The playboy son of Equatorial Guinea's leader, notorious for his extravagant taste in cars, homes and Michael Jackson memorabilia, went on trial Monday in France accused of plundering his country to fund his jetset lifestyle.
Teodorin Obiang, his country's vice-president, is suspected of using more than 100 million euros of state money to buy a mansion on one of the swankiest avenues in Paris as well as a collection of Italian supercars.
As proceedings opened on Monday without the 47-year-old party-loving bachelor, his lawyers called for the trial to be adjourned. The time to prepare his defence was "far too short," his lawyer Emmanuel Marsigny told the court, which has not yet ruled on the request.
The trial is the first arising out of an investigation into the French assets of a trio of African leaders accused of leading a life of luxury abroad while their citizens live in poverty.

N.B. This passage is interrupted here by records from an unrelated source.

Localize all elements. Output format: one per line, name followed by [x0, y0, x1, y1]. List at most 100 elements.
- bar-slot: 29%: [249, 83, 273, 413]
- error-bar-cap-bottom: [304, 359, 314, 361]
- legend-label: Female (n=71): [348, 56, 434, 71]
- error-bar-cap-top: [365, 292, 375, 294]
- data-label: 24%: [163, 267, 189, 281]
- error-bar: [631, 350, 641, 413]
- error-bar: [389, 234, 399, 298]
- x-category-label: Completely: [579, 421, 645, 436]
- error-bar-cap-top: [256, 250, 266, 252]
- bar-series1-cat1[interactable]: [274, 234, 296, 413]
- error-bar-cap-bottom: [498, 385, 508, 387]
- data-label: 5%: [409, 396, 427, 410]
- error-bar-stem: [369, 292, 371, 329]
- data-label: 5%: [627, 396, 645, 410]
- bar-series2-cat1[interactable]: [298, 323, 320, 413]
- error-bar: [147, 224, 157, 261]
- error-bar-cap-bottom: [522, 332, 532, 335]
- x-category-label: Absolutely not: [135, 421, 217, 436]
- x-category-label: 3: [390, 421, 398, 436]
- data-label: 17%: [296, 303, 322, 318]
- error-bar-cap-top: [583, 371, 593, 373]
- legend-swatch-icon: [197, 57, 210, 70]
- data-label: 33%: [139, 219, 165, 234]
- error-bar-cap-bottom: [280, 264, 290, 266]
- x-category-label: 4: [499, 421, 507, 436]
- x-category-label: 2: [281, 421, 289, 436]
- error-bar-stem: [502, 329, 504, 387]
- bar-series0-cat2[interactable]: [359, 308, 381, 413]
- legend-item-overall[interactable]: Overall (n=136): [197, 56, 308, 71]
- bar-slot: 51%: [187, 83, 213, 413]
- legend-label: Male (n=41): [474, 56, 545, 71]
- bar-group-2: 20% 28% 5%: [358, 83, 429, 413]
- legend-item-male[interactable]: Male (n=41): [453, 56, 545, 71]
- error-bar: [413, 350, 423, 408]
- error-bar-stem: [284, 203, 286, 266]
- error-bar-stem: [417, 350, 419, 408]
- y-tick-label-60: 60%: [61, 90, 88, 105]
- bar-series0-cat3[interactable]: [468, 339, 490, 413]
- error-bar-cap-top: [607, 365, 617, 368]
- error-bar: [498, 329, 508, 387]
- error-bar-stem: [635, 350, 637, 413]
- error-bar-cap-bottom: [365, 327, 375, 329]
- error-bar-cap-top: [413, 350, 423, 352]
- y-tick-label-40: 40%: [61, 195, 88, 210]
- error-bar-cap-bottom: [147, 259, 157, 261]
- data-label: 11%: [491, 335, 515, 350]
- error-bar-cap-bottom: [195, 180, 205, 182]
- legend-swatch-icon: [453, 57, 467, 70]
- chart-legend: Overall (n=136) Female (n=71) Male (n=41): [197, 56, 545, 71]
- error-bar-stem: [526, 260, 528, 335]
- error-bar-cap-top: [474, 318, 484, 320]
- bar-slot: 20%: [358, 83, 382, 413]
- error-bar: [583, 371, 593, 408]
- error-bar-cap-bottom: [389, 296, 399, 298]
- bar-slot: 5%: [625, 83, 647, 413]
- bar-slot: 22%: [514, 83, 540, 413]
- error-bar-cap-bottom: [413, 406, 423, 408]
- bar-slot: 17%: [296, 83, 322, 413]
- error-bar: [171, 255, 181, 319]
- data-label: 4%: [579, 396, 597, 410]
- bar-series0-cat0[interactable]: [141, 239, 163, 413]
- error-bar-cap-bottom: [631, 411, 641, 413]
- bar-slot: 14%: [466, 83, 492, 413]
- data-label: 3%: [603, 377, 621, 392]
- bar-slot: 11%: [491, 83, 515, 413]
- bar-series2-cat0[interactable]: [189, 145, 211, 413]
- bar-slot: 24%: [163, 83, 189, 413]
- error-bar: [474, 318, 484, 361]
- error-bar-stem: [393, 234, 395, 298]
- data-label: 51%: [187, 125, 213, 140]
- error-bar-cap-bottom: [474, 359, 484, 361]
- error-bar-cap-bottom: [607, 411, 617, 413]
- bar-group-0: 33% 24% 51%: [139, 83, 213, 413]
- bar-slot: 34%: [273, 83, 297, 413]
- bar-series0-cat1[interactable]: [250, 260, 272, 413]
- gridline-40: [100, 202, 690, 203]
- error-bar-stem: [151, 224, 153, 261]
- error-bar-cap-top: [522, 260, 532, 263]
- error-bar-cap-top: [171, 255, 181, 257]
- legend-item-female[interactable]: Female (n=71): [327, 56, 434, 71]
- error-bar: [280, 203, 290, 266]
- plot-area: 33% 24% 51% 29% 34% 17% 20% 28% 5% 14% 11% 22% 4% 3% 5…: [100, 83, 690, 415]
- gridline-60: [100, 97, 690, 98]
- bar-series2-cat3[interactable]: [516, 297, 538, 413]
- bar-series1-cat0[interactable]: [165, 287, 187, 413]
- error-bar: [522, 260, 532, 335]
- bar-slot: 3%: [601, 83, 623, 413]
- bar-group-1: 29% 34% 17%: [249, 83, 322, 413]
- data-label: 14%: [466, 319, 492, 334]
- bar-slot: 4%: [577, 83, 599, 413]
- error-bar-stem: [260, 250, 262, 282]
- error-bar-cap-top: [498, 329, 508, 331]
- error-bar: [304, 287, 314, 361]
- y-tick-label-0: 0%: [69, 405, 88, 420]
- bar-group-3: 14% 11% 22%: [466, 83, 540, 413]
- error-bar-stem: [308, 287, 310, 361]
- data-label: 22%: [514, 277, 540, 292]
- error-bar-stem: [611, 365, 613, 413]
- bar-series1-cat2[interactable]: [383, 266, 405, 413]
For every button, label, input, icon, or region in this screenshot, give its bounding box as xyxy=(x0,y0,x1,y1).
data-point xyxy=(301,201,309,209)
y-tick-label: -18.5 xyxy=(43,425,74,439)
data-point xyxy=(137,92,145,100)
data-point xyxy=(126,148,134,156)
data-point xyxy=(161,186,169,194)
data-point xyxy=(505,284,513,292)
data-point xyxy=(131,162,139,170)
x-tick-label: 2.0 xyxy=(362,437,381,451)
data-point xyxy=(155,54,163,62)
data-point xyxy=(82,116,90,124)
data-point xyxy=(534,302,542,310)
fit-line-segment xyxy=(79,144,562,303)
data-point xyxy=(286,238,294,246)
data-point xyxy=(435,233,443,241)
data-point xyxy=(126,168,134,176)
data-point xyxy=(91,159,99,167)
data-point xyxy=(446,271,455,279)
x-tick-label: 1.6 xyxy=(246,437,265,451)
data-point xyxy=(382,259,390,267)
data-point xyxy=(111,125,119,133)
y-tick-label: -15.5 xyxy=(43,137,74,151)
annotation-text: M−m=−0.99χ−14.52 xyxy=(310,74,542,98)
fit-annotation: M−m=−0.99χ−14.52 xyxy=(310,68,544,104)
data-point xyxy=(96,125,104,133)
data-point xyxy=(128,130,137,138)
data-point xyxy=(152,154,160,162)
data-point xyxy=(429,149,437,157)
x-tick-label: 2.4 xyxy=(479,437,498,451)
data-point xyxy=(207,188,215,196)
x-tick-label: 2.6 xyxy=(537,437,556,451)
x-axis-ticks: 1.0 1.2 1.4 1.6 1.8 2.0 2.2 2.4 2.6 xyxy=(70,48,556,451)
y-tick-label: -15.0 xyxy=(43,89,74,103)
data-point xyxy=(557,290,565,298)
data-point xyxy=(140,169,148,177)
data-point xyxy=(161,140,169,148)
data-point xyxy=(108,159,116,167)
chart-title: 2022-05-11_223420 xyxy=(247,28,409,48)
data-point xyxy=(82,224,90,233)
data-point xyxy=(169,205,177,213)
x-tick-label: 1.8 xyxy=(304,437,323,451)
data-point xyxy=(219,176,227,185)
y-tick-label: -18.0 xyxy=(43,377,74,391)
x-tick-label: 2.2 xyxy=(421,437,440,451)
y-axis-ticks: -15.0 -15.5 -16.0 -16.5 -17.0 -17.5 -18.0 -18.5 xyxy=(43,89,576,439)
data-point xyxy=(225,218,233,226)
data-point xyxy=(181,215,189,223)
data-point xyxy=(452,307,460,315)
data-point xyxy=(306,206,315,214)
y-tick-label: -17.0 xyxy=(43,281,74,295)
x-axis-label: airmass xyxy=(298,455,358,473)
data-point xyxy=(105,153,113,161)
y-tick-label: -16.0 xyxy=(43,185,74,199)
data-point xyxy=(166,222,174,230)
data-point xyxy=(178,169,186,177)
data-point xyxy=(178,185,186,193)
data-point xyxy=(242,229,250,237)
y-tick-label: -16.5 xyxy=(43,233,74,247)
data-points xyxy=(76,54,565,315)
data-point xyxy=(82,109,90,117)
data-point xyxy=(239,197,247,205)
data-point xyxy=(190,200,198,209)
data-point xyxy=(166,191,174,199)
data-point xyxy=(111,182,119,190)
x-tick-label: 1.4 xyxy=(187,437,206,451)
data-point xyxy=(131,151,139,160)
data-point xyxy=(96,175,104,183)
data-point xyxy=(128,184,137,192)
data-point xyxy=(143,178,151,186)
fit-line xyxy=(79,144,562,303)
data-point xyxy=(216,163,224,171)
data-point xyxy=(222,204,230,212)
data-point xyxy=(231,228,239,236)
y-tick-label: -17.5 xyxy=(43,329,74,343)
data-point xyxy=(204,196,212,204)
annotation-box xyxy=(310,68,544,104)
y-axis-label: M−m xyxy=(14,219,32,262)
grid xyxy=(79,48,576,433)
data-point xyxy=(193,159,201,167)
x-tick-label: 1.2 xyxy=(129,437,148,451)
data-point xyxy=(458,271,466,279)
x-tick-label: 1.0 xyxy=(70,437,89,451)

It sets a precedent for France which has long turned a blind eye to African dictators parking their ill-gotten gains in Parisian real estate and luxury products.
It came about after nearly a decade of lobbying by anti-corruption groups Sherpa and Transparency International.
"In the beginning, there was simply no political will in France to listen to us," William Bourdon, a lawyer for Sherpa, wrote in September.
Equatorial Guinea, Africa's only Spanish-speaking nation, is the continent's third-biggest oil producer but more than half of its population live below the poverty line.
It is regularly criticised by human rights groups for its repressive laws, corruption, as well as unlawful killings and torture by its security forces.
- Timber fortune -
Obiang is not expected to attend the trial or serve jail time even if he is convicted of the charges of corruption, embezzlement, misuse of public funds and breach of trust.
US officials said he had "shamelessly" looted his country in 2014 and forced him to forfeit property including a villa in Malibu and some of his Michael Jackson collection.
In November, Swiss prosecutors said they had also opened a money laundering probe targeting Obiang and seized 11 luxury cars in Geneva, including a Bugatti Veyron worth around two million euros.
As part of that investigation, his luxury 76-metre (250-foot) yacht "Ebony Shine" was seized in the Netherlands in December, according to the Swiss magazine L'Hebdo.
His house on Avenue Foch in Paris, which boasts a cinema, spa, hair salon and taps covered in gold leaf, is estimated to be worth around 107 million euros ($112 million).
When French judicial officials first launched raids in Paris in 2011, they hired trucks to haul away his Bugattis, Ferraris, Rolls Royce and other cars.
Prosecutors allege the shopaholic lined his pockets to the tune of nearly 110 million euros between 2004-2011, when he was agriculture minister for his father, President Teodoro Obiang Nguema.
This powerful position gave him control over the lucrative timber industry which is Equatorial Guinea's main export after oil.
A so-called "revolutionary" tax imposed on wood sales was transferred to his personal accounts, prosecutors allege.
He has "always said that he earned the money legally in his country," Marsigny told AFP before the start of the trial.
Obiang and the Equatorial Guinea government have fought unsuccessfully to prevent the case coming to court, including at the International Court of Justice in the Hague.
It rejected a request to suspend the case in December.
- 'Bad' glove -
Born in 1969, Obiang was 10 when his father overthrew his bloodthirsty uncle, the dictator Francisco Macias Nguema.
Now Africa's longest-serving ruler, Teodoro Obiang Nguema made his son vice-president in June just after being re-elected with his usual score of more than 90 percent of votes cast.
During one of his appeals against the French trial, a lawyer acting for the French government said Obiang had a "compulsive need to buy".
His overall wealth is difficult to estimate, but the US Justice Department said in 2014 that he had racked up $300 million through embezzlement, extortion and money laundering.
In a US cable published by the WikiLeaks website in 2010, Obiang was said to live "the life of an international playboy and is widely accused of corruption."
The music fan is known to have a collection of Michael Jackson memorabilia and bought a crystal-covered glove worn by the artist during his "Bad" tour, worth hundreds of thousands of euros.